At the same time, new public health requirements around vaccinations will add protections for people in long-term care.
Effective July 19, new requirements to better protect seniors will include:
* A PHO order will require all long-term care and seniors’ assisted living facilities to provide public health with information on all residents, staff, personal service providers and volunteers so their immunization status can be determined.
* Workers who are not fully vaccinated will be required to wear a mask at work and be tested for COVID-19 regularly using rapid tests.
* Volunteers and personal service providers entering long-term care settings must be fully vaccinated.
* Masks are required for visitors who are not fully vaccinated. Masks will not be required for visitors who are fully vaccinated, except when travelling through common areas.

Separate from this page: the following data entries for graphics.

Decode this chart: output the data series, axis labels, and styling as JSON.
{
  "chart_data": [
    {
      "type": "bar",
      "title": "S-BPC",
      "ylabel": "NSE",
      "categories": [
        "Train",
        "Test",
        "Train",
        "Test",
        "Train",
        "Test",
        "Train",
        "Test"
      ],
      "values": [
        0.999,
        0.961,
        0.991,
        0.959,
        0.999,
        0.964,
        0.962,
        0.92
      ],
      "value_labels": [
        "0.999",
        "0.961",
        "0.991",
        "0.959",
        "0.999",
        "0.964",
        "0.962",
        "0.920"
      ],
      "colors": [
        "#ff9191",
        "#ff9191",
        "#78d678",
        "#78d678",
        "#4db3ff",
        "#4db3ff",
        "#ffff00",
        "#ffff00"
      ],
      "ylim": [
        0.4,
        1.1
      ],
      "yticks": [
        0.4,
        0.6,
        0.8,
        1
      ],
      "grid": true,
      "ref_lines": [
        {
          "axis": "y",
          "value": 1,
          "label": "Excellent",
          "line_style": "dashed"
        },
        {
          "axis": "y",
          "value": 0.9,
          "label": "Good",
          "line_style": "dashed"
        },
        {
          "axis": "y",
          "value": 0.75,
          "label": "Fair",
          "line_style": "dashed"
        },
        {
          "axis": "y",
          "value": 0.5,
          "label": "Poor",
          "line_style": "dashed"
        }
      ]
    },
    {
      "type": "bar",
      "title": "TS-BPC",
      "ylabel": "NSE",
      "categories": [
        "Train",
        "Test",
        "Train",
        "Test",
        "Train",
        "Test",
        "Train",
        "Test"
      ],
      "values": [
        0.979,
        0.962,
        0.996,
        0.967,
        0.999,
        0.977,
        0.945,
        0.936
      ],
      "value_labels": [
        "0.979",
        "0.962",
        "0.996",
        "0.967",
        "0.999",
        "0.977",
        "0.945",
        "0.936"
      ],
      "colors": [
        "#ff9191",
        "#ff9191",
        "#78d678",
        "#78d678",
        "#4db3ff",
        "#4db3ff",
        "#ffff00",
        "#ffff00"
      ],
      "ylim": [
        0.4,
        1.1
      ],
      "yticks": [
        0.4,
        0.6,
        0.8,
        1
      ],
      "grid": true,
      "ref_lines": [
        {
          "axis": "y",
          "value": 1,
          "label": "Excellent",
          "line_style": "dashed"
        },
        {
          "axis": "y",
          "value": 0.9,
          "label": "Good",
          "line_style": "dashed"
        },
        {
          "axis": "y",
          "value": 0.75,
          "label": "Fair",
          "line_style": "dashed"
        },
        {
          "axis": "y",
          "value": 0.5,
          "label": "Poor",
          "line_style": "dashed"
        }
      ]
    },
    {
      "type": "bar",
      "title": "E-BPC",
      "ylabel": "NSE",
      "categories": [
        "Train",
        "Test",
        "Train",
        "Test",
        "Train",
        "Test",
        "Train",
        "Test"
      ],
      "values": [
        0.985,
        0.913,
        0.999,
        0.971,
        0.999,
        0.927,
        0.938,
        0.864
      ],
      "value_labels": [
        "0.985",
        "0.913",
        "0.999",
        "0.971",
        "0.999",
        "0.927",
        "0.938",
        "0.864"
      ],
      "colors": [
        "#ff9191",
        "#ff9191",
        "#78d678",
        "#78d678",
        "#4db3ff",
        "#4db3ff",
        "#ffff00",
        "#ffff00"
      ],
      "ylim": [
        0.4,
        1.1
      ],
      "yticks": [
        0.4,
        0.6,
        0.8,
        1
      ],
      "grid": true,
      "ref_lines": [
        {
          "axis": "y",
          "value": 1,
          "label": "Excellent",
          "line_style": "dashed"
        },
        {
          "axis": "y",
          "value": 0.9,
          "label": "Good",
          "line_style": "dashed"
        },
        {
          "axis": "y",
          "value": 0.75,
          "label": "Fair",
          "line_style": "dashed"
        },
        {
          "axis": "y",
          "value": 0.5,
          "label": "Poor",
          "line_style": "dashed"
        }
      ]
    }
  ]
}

* Each site will continue to maintain a sign-in list for contact tracing purposes and actively promote adherence to all infection prevention control protocols.
“While vital for reducing the spread of COVID-19, we recognize the restrictions on visitors have been incredibly challenging for people in long-term care and their families,” said Dr. Bonnie Henry, B.C.’s provincial health officer. “Because nearly 80% of people in B.C. have stepped up to be vaccinated, we are now in a place where visitation in long-term care can resume in a more normal way. This means residents and their families and friends will be able to spend more quality time together – safely.”
Early in the pandemic, public health officials identified people living in long-term care and seniors’ assisted living as particularly vulnerable to severe outcomes from COVID-19. In response, the province took action to protect seniors and deliver better care to keep people safe and healthy, a Ministry of Health media release stated.
People living and working in long-term care and seniors’ assisted living were among the first to receive first and second doses of COVID-19 vaccinations in B.C.’s vaccination rollout. All long-term care and assisted living residents and workers have now been offered both doses of COVID-19 vaccine.